# Example Scenario 1: Generating embeddings for ConceptNet nodes

*Alice wishes to import the English subset of ConceptNet in KGTK format. Then, she would extract a subset of ConceptNet where two concepts are connected with a precise semantic relation, like `Causes` or `UsedFor` (as opposed to weaker relations like `/r/RelatedTo`). Text embeddings would be computed for all nodes in this subset, and saved in a file called `emb.txt`.*

## Preparation

To run this notebook, Alice would need the ConceptNet graph file.

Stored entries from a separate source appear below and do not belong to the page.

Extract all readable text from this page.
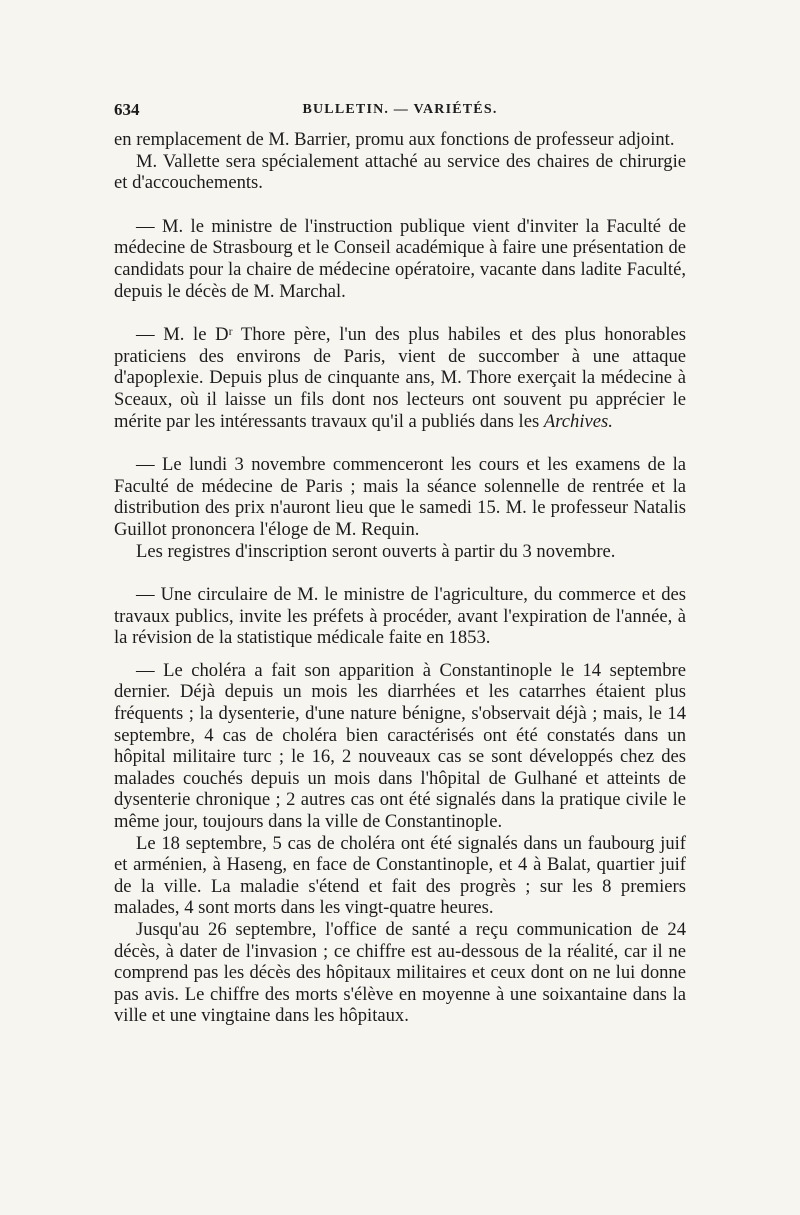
634	BULLETIN. — VARIÉTÉS.

en remplacement de M. Barrier, promu aux fonctions de professeur adjoint.

M. Vallette sera spécialement attaché au service des chaires de chirurgie et d'accouchements.

— M. le ministre de l'instruction publique vient d'inviter la Faculté de médecine de Strasbourg et le Conseil académique à faire une présentation de candidats pour la chaire de médecine opératoire, vacante dans ladite Faculté, depuis le décès de M. Marchal.

— M. le Dʳ Thore père, l'un des plus habiles et des plus honorables praticiens des environs de Paris, vient de succomber à une attaque d'apoplexie. Depuis plus de cinquante ans, M. Thore exerçait la médecine à Sceaux, où il laisse un fils dont nos lecteurs ont souvent pu apprécier le mérite par les intéressants travaux qu'il a publiés dans les Archives.

— Le lundi 3 novembre commenceront les cours et les examens de la Faculté de médecine de Paris ; mais la séance solennelle de rentrée et la distribution des prix n'auront lieu que le samedi 15. M. le professeur Natalis Guillot prononcera l'éloge de M. Requin.

Les registres d'inscription seront ouverts à partir du 3 novembre.

— Une circulaire de M. le ministre de l'agriculture, du commerce et des travaux publics, invite les préfets à procéder, avant l'expiration de l'année, à la révision de la statistique médicale faite en 1853.

— Le choléra a fait son apparition à Constantinople le 14 septembre dernier. Déjà depuis un mois les diarrhées et les catarrhes étaient plus fréquents ; la dysenterie, d'une nature bénigne, s'observait déjà ; mais, le 14 septembre, 4 cas de choléra bien caractérisés ont été constatés dans un hôpital militaire turc ; le 16, 2 nouveaux cas se sont développés chez des malades couchés depuis un mois dans l'hôpital de Gulhané et atteints de dysenterie chronique ; 2 autres cas ont été signalés dans la pratique civile le même jour, toujours dans la ville de Constantinople.

Le 18 septembre, 5 cas de choléra ont été signalés dans un faubourg juif et arménien, à Haseng, en face de Constantinople, et 4 à Balat, quartier juif de la ville. La maladie s'étend et fait des progrès ; sur les 8 premiers malades, 4 sont morts dans les vingt-quatre heures.

Jusqu'au 26 septembre, l'office de santé a reçu communication de 24 décès, à dater de l'invasion ; ce chiffre est au-dessous de la réalité, car il ne comprend pas les décès des hôpitaux militaires et ceux dont on ne lui donne pas avis. Le chiffre des morts s'élève en moyenne à une soixantaine dans la ville et une vingtaine dans les hôpitaux.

We will work with the latest ConceptNet, v5.7.0. Presumably, this file is not present on Alice's laptop, so we need to download and unpack it first (note: mac users might need to install `wget` first: `brew install wget`):

In [None]:
%%bash
wget https://s3.amazonaws.com/conceptnet/downloads/2019/edges/conceptnet-assertions-5.7.0.csv.gz

In [None]:
%%bash
gunzip conceptnet-assertions-5.7.0.csv.gz

## Implementation in KGTK

### Separate sort

In [5]:
%%bash
kgtk import_conceptnet --english_only conceptnet-assertions-5.7.0.csv / \
            filter -p " ; /r/Causes,/r/UsedFor,/r/Synonym,/r/DefinedAs,/r/IsA ; " > tmp.tsv
kgtk newsort -c 1,2,3 tmp.tsv > sorted.tsv

### Sort together

In [None]:
# %%bash
# kgtk import_conceptnet --english_only conceptnet-assertions-5.7.0.csv / \
#             filter -p " ; /r/Causes,/r/UsedFor,/r/Synonym,/r/DefinedAs,/r/IsA ; " / \
#             newsort -c 1,2,3 -o sorted.tsv #tmp.tsv

In [None]:
%%bash
kgtk text_embedding --debug --embedding-projector-metadata-path none \
                    --embedding-projector-metadata-path none \
                    --label-properties "/r/Synonym" \
                    --isa-properties "/r/IsA" \
                    --description-properties "/r/DefinedAs" \
                    --property-value "/r/Causes" "/r/UsedFor" \
                    --has-properties "" \
                    -f kgtk_format \
                    --output-format kgtk_format \
                    --use-cache \
                    --model bert-large-nli-cls-token -i sorted.tsv > emb.txt
                    

## Remarks

* sort does not work with pipes
* embeddings use unnatural relations